Pharmacologic activators of immunoproteasomes unmask actionable public and private neoantigens in multiple myeloma patients Free

Immunotherapy has emerged as a powerful tool for myeloma-directed cytotoxicity with the unique potential to induce immune memory and reduce the risk of relapse. However, evasion of immune destruction is a cancer hallmark that thwarts the efficacy of immunotherapy. Certain patients do not develop sustained responses and many patients that do benefit eventually develop drug resistance through defective antigen presentation.

Immunoproteasomes are a highly specialized proteasomes that play a crucial role in the generation of MHC class I antigen (Ag) presentation. Immunoproteasomes degrade intracellular and viral proteins to generate peptides which are transported into the ER and associate with MHC-class I molecules for presentation to T-cells. The proteasome activator PA28α/ß is a heteroheptameric complex that interacts with immunoproteasomes and modulates Ag processing. The immunoproteasome exhibits distinct catalytic activities compared to constitutive (standard) proteasomes. This difference is due to the substitution of the 3 constitutive catalytic subunits: β1 (peptidylglutamyl-like), β2 (trypsin-like), and β5 (chymotrypsin-like) compared with 3 immune-specific subunits β1i (chymotrypsin-like), β2i (trypsin-like), and β5i (chymotrypsin-like). These immune subunits alter the proteasome's catalytic activity with a shift toward cleavage after hydrophobic and aromatic residues, thus impacting the types of peptides it generates and influencing the immune repertoire of (Neo)Ags presented to T-cells.

Molecular glues (MGs) are highly attractive small molecules that target currently undruggable proteins to stabilize or induce protein-protein interactions (PPIs) by binding to two protein surfaces, creating a ternary complex that leads to beneficial downstream events. Here, we hypothesized that MGs could function to stabilize the PA28α/ß-immunoproteasome complex leading to the downstream activation of Ag presentation to modulate the immunopeptidomic landscape and promote T-cell-mediated tumor lysis. Ags bound to MHC class I molecules and presented on the cell surface constitute the targets of cytotoxic T-lymphocytes. Methods to identify and govern the generation of these Ags are critical to the development of more effective forms of immunotherapy, specifically TCR-engineered T-cells and cancer vaccines, for which the goal is the generation of effective adaptive immune responses accompanied by long-lasting immune memory to preclude disease relapse.
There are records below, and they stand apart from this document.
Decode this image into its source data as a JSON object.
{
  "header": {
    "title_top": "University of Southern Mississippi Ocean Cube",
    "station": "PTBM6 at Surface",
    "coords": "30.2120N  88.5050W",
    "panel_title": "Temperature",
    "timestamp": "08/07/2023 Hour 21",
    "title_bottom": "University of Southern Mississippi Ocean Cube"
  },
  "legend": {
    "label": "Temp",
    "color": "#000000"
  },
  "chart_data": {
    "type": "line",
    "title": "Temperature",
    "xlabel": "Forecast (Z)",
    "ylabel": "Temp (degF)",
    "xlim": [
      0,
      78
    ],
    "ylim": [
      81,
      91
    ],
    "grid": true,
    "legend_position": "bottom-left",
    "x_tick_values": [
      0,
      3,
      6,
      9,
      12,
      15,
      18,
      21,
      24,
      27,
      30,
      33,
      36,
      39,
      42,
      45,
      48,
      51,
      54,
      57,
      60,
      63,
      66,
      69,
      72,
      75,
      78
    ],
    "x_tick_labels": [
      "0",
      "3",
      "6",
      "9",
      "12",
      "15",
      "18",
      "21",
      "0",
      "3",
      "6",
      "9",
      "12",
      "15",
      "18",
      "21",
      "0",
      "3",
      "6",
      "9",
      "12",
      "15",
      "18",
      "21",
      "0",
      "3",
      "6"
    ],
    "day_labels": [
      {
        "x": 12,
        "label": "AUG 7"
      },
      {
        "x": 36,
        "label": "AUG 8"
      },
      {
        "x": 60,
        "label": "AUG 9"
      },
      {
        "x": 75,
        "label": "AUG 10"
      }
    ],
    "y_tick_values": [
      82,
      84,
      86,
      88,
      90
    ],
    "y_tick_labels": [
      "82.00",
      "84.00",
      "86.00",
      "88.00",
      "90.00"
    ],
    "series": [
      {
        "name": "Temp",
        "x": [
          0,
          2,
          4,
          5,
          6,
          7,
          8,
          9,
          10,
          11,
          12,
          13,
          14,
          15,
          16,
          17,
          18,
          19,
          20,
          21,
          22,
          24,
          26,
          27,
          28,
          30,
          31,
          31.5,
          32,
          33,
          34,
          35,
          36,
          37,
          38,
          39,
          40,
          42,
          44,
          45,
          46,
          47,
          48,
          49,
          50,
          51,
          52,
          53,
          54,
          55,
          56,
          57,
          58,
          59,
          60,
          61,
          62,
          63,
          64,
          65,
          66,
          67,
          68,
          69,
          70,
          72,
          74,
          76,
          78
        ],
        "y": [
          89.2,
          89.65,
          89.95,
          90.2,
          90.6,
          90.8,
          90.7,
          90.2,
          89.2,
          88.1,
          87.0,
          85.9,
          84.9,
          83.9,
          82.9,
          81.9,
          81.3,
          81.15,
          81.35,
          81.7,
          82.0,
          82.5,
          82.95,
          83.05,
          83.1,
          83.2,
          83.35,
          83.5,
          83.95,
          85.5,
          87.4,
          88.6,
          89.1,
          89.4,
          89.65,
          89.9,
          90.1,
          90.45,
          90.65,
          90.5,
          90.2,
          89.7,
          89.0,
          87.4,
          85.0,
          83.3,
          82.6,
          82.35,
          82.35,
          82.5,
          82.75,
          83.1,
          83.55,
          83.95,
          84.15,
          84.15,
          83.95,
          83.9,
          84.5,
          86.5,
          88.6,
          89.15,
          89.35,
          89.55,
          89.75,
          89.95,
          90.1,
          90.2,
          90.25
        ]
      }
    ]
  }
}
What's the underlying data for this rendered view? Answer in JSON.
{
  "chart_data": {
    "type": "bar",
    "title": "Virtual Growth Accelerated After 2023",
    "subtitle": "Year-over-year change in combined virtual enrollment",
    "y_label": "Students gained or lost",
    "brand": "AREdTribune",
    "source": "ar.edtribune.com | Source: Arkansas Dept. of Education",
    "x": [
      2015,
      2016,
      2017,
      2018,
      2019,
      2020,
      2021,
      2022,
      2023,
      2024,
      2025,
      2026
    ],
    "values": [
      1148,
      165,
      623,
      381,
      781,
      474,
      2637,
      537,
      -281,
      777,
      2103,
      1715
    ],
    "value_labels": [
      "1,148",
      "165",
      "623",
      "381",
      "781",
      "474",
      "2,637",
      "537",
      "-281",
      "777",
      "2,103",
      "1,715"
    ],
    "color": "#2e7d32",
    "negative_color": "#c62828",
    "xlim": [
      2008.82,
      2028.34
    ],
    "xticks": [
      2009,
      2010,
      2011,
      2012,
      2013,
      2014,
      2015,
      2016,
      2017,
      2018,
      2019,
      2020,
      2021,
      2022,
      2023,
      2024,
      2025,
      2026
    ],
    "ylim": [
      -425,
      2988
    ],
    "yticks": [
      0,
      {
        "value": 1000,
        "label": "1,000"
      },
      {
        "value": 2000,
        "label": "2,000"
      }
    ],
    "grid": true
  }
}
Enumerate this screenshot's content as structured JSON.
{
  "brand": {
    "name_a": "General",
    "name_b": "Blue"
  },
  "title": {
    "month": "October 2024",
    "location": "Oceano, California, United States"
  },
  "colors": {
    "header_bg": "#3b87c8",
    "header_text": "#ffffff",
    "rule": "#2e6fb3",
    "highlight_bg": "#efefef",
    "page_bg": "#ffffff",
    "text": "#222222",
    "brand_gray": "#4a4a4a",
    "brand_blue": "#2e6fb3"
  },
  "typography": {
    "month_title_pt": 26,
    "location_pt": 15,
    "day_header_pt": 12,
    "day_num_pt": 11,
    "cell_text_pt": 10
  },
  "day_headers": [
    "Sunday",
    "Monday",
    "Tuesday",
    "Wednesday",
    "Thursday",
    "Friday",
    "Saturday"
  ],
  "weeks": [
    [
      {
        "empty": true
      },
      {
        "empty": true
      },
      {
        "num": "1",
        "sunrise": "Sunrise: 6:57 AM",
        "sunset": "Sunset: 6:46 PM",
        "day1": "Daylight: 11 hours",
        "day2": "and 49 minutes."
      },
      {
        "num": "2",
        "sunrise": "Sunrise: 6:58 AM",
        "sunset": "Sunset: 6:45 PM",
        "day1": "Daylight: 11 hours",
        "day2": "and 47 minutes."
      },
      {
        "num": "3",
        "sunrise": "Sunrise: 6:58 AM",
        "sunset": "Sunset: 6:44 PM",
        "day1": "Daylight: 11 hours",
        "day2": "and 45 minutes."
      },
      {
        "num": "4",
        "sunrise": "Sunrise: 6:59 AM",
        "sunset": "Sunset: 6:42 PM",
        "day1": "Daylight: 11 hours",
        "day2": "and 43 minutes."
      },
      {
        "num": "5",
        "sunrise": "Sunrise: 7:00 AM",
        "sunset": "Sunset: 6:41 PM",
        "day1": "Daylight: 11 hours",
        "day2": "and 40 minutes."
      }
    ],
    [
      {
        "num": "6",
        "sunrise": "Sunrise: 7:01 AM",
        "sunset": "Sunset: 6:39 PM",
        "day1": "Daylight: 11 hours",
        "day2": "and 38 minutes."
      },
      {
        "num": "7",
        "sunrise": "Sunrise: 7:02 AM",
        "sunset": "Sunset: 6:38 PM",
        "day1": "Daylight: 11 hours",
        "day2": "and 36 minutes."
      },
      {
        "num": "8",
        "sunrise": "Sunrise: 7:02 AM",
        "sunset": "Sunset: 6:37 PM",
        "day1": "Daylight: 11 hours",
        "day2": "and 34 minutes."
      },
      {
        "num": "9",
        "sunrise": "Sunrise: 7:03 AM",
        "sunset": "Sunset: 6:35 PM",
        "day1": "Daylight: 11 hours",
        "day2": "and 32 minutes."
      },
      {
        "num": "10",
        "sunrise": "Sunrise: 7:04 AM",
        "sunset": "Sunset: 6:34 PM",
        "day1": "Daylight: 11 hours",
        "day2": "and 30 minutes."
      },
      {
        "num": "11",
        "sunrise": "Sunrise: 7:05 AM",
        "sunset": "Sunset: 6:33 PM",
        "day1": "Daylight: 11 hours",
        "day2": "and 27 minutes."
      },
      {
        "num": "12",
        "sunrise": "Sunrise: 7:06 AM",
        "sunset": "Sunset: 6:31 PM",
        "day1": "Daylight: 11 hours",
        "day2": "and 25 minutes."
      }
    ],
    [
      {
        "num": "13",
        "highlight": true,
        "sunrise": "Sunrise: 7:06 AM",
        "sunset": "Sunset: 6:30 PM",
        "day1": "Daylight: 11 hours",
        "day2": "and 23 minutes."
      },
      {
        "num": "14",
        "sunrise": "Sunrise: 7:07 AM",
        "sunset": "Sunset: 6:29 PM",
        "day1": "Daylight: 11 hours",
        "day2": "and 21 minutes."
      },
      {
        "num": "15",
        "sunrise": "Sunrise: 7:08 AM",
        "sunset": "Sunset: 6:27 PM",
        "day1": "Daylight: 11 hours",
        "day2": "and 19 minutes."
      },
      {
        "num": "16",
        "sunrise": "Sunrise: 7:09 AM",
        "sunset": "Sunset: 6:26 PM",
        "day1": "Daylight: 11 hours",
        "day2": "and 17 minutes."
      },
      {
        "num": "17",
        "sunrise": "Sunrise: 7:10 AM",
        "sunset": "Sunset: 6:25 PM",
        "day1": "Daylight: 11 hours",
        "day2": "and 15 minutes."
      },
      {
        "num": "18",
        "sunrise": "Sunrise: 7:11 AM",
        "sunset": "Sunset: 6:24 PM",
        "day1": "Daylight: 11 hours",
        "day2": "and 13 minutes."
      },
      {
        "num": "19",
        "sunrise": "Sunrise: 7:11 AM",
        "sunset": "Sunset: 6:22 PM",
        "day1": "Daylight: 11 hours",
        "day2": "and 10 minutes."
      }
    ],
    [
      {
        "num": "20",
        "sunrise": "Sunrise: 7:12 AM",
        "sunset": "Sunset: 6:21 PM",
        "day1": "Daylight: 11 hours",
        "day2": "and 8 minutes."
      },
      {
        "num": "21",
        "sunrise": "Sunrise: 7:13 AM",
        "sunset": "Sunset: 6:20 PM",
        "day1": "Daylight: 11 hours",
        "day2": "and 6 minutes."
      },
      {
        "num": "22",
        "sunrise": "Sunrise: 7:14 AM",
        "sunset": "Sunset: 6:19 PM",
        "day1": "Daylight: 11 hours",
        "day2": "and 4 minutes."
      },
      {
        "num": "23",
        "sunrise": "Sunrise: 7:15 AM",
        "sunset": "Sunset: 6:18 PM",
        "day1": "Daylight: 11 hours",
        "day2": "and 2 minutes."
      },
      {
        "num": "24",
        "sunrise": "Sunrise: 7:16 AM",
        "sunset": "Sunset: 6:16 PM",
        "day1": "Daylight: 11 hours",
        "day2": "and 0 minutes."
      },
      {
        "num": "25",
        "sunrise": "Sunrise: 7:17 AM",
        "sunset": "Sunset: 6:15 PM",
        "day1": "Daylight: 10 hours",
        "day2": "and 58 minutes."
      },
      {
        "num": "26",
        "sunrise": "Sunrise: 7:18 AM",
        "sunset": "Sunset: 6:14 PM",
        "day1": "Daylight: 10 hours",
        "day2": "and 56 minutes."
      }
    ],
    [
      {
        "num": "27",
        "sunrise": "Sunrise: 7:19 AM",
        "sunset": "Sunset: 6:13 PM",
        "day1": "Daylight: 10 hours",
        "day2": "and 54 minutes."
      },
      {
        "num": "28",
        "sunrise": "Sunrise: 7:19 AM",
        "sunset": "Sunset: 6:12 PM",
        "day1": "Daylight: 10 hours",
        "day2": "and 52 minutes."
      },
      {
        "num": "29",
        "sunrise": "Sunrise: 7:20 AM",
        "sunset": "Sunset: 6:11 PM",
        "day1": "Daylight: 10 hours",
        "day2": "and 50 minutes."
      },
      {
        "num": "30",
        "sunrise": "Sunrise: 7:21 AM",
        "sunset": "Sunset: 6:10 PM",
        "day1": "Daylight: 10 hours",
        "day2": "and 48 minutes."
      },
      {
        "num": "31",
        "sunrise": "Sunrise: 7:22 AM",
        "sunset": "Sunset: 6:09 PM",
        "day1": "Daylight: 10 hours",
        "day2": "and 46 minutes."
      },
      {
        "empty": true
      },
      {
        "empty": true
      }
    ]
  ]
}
We performed a HTS to identify novel molecules that increased immunoproteasome activity. Cell-based assays were performed using MM, cutaneous lymphoma and melanoma cells and the lead compound (Compound A). CD138+ tumor cells were obtained from MM patient bone marrow and treated with Compound A (1 uM, 48h), lysates prepared, immunoprecipitated using a pan-MHC class I antibody, bound peptides acid-eluted and released peptides then quantitated and sequenced by mass spectroscopy (MSBioWorks). Cell-based, biochemical and biophysical studies further characterized the effect of Compound A on the association of PA28α/ß with immunoproteasomes.

Treatment of multiple cancer cell types with Compound A increased immunoproteasome activity up to 3-fold. Treatment of MM patient tumor cells with Compound A ex vivo also increased the presentation of pan-MHC bound peptides, tumor-specific neoantigens and human endogenous retroviral (HERV) peptides >100-fold relative to the presentation of these peptide forms detected on untreated MM cells. Treatment of MM patient tumor cells ex vivo with Compound A also increased the relative proportion of MHC-bound peptides that were 8-9 amino acids in length. The optimal length of antigens bound in the MHC peptide cleft generally is 8-9 aa residues. Moreover, treatment with Compound A increased the relative frequency of hydrophobic and aromatic amino acids detected at the C-terminus, consistent with a dominant role of immunoproteasomes in the generating MHC class I Ags.

Discussion: We demonstrate that MGs that promote PA28α/ß association with immunoproteasomes and not only enhance the degradation of proteins with hydrophobic C-termini but also generate immunopeptides with a similar enhanced frequency of hydrophobic C-termini. The results support the development of a platform to pharmacologically modulate the presentation of commonly shared and private NeoAgs and expand the scope of TCR-engineered T-cells, T-cell engagers and cancer vaccines.